Critics argue that this is an unnecessary bureaucratic barrier that undermines university autonomy and delays faculty appointments. But a new survey of almost 4,500 Spanish academics, published in the European Journal of Higher Education, reveals that about half of respondents (49 per cent) supported the current accreditation system.
Those who had been through the vetting process, which was introduced in 2008, are 40 per cent more likely to favour it than those who had not, according to Luis Sanz-Menéndez, from the Spanish National Research Council, and Laura Cruz-Castro, from the Madrid-based Institute of Public Goods and Policies.
“It is not that surprising to find the community so divided,” the authors told Times Higher Education, saying that some scholars simply saw “university academic jobs as regular civil servant positions” that required central vetting, whereas others who valued “high international standards” over accreditation disagreed with it.
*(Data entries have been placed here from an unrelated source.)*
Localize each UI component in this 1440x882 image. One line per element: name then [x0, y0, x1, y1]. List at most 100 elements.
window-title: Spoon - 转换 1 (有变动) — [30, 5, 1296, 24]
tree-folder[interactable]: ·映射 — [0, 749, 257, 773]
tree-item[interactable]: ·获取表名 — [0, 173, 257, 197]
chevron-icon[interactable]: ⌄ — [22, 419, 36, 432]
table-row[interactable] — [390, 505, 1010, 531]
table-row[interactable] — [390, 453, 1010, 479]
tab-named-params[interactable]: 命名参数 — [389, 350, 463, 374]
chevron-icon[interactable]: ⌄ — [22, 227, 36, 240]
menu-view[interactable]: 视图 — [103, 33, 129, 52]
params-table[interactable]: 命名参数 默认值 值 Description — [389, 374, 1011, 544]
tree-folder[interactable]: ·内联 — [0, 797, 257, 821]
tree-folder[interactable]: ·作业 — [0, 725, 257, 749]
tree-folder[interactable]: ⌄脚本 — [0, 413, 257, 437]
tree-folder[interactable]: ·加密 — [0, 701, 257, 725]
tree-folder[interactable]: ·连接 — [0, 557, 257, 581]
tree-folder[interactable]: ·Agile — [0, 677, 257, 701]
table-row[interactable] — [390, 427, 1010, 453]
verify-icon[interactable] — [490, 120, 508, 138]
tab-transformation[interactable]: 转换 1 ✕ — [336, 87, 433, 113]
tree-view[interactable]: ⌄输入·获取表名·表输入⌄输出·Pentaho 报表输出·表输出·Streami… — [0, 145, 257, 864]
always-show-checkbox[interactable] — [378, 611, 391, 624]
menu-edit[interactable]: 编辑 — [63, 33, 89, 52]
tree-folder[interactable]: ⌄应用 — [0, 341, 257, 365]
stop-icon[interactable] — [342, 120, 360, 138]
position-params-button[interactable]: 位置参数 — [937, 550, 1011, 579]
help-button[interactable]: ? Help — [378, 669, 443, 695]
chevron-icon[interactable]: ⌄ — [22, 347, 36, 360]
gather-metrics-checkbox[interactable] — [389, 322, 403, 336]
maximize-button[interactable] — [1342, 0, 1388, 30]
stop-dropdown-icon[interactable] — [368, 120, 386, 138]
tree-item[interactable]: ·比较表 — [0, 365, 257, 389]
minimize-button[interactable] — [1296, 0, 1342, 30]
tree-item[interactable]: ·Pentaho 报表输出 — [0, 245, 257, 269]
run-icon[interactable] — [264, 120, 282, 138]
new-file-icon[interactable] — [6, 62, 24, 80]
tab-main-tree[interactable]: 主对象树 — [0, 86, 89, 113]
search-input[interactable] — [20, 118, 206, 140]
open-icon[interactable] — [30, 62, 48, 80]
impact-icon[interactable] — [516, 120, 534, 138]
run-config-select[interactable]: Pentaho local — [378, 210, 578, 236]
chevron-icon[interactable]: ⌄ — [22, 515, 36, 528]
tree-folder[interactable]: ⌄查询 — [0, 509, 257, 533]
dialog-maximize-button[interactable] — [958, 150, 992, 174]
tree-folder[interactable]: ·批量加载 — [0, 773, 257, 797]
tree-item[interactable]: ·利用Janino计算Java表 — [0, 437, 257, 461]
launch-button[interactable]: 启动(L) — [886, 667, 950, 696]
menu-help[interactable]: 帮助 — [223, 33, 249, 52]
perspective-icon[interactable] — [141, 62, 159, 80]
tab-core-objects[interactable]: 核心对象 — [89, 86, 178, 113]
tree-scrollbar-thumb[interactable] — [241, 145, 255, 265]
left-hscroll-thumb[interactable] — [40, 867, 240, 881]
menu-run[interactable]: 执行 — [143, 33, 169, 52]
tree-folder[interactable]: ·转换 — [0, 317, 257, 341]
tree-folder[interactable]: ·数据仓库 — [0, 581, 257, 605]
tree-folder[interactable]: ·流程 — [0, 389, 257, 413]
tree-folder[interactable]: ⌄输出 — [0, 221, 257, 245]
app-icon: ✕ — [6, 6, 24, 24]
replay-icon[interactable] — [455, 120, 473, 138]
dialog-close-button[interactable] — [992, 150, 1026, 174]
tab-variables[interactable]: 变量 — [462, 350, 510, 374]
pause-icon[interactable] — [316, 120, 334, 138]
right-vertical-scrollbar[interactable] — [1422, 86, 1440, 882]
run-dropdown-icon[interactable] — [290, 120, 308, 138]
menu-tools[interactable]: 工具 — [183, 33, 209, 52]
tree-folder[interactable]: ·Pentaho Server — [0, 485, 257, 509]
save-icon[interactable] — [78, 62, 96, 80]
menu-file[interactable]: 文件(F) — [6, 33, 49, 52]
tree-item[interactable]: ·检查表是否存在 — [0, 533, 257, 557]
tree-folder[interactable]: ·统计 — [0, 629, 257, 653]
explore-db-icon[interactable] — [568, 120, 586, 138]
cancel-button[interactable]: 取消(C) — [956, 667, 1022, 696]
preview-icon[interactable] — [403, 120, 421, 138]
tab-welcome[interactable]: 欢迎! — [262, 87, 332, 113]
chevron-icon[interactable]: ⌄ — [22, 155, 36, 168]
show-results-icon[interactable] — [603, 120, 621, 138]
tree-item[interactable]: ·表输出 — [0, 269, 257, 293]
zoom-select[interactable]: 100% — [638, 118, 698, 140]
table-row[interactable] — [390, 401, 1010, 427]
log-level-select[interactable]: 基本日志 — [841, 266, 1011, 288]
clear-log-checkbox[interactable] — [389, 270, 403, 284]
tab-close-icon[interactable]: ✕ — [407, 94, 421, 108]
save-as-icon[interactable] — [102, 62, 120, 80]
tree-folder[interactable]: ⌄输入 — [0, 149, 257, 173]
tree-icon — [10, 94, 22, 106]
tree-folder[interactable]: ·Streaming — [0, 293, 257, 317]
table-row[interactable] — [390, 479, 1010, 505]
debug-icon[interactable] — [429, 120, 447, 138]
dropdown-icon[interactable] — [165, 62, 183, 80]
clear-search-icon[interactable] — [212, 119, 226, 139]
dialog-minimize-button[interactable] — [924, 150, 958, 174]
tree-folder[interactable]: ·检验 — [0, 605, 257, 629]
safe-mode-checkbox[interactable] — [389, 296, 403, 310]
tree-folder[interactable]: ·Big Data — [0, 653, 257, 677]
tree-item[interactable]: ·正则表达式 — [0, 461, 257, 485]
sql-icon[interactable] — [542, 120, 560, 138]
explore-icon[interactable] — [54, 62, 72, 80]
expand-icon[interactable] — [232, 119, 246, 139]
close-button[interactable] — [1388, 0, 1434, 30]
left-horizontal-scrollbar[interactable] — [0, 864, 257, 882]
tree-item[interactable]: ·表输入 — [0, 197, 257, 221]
“Some people demand more control of the ‘access’ [to academia], which usually means a loss of autonomy for departments, while others insist on [institutional] autonomy and put little emphasis on accountability and the consequences of low performance,” they explained.
Most respondents are also unconcerned by the refusal rates, they added. “Even those that did not prefer accreditation did not see the merit required to pass as too demanding,” they said.
Many academics also accepted the current system as a “compromise” between the unfettered university autonomy over hiring that existed prior to 1983, which led to cronyism and corruption, and the system of centralised national exams for hiring decisions that existed between 2001 and 2007, the authors added.
“The accreditation was a compromise between those asking for centralised quality controls and those who asked for the return of hiring control to departments,” they said.
Higher levels of support among those familiar with the process was also expected and came from those “invested in the bureaucratic process, [such as] people waiting for promotions”, the pair added.
The authors admitted, however, that the system was unhelpful for Spain’s efforts to internationalise its academy, stating that the “system blocks the access to permanent positions to foreigners, despite a special procedure [for non-Spanish applicants]”.
However, the accreditation system was likely to endure despite strong criticism from many quarters because regional governments, which heavily fund Spanish universities and influence their direction, are likely to block any changes, they said.
“You could say that we have 17 university systems, so changing the law in a clear direction will be a complex business for regions, which are ruled by different political parties and have different levels of university strength,” they concluded.